Über die Herstellung und Erhaltung von Verbindungsstraßen beschließt ebenso der Gemeinderat."
III. Antragsvorbringen und Vorverfahren
1. Die Antragsteller legen ihre Bedenken im Wesentlichen wie folgt dar:
Durch §2 der Einreihungsverordnung werde das Weggrundstück "Zagata Kaiserhof-Druml" und somit ein Teil des der Antragsteller eigentümlichen Grundstückes, Nr 580, EZ574, KG 75412 Feistritz an der Gail, zu einer Verbindungsstraße erklärt.
Die angefochtene Verordnung verstoße, soweit sie sich im Text und in der planlichen Darstellung auf den Weg "Zagata Kaiserhof-Druml" beziehe, gegen die Bestimmung des §3 Abs1 Z6 und Abs2 K-StrG 2017, weil der Weg ausschließlich das Verkehrsbedürfnis der Antragsteller abdecke und keines sonstigen Kreises. Ein Gemeingebrauch im Sinne einer Benützung durch jedermann liege daher nicht vor.
Die verkehrstechnische Erschließung erfolge über das im öffentlichen Gut befindliche Weggrundstück, Nr 2383, EZ481, KG 75412 Feistritz an der Gail. Das Befahren dieses Weges sei aber nur unter Inanspruchnahme des Privatgrundstückes der Antragsteller im von den Antragstellern asphaltierten Flächenausmaß von ca. 40 m2 möglich. Dabei sei festzuhalten, dass die Fahrbahnbreite der Wegparzelle Nr 2383 lediglich 2,09 m betrage. Ein Befahren, jedenfalls durch zweispurige Fahrzeuge, sei deshalb nur durch das teilweise Benützen des Grundstückes der Antragsteller möglich. Diese Inanspruchnahme werde durch den Lageplan samt Katasterdarstellung eines zivilgerichtlichen Gutachtens bestätigt. Gemäß §3 Abs2 K-StrG 2017 dürften Einreihungsverordnungen, mit denen bestehende Straßen oder Wege, an denen kein Gemeingebrauch bestehe, frühestens mit dem Zeitpunkt in Kraft gesetzt werden, in dem die Gemeinde auf Grund von Verträgen oder Verfahren nach dem III. Teil dieses Gesetzes (Enteignungsverfahren) an den in Betracht kommenden Straßengrundstücken Eigentum erworben habe. Weder gebe es eine entsprechende Vereinbarung noch habe ein Enteignungsverfahren stattgefunden, wodurch die Gemeinde Eigentum am Privatgrundstück der Antragsteller erworben hätte. Auch lägen die Voraussetzungen für eine "stillschweigende Widmung" gemäß §2 Abs1 litb K-StrG 2017 nicht vor. Der Weg sei hinsichtlich der Benützung auf die Antragsteller eingeschränkt. Auf Grund des teilweisen Privateigentums bedürfe die Benützung der Zustimmung der Antragsteller. Es liege auch kein Gemeingebrauch von mindestens 30 Jahren vor. Ebenso habe der Weg nie einem dringenden Verkehrsbedürfnis zugunsten der Allgemeinheit, sondern nur den Antragstellern gedient.

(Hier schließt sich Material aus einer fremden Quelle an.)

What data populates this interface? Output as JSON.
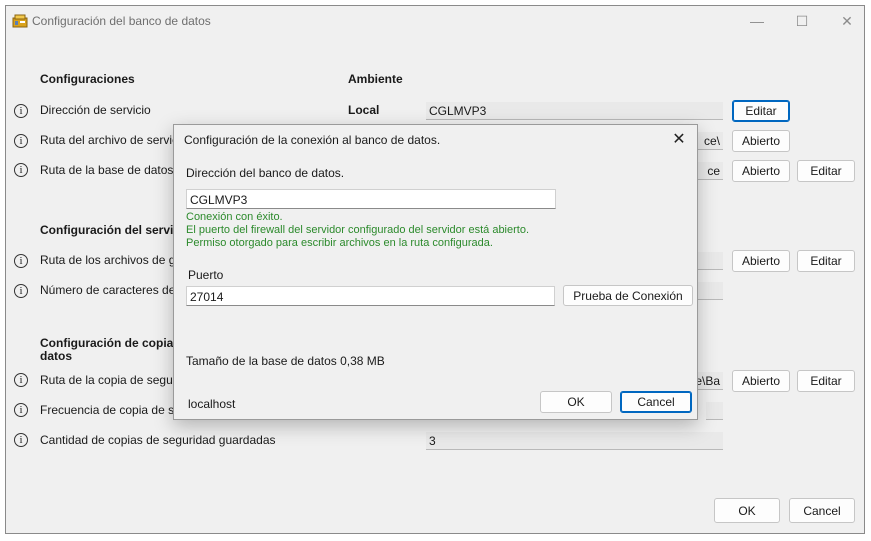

2. Der Gemeinderat der Gemeinde Feistritz an der Gail hat als verordnungserlassende Behörde die Akten betreffend das Zustandekommen der angefochtenen Verordnung vorgelegt und eine Äußerung erstattet, in der den Bedenken der Antragsteller zusammengefasst wie folgt entgegengetreten wird:
Durch die Verordnung und die Erklärung des Weges Nr 2383, KG 75412 Feistritz an der Gail, zur Verbindungsstraße seien die Antragsteller in ihrer Rechtssphäre weder beeinträchtigt noch aktuell betroffen. Sowohl in der textlichen Verordnung der bekämpften Norm als auch in der planlichen Darstellung werde als Verbindungsstraße ausschließlich der öffentliche Weg Nr 2383 erklärt. Teile des im Eigentum der Antragsteller stehenden Grundstückes Nr 580 seien nicht erfasst. Eine unmittelbare Rechtsverletzung der Antragsteller liege sohin nicht vor. Es sei auch von einer aktuellen Nutzung von Teilflächen des Grundstückes Nr 580 durch die Allgemeinheit nicht auszugehen. Eine Nutzung des Privatgrundes der Antragsteller ergebe sich auch aus der Straßenbreite von 2,09 m nicht.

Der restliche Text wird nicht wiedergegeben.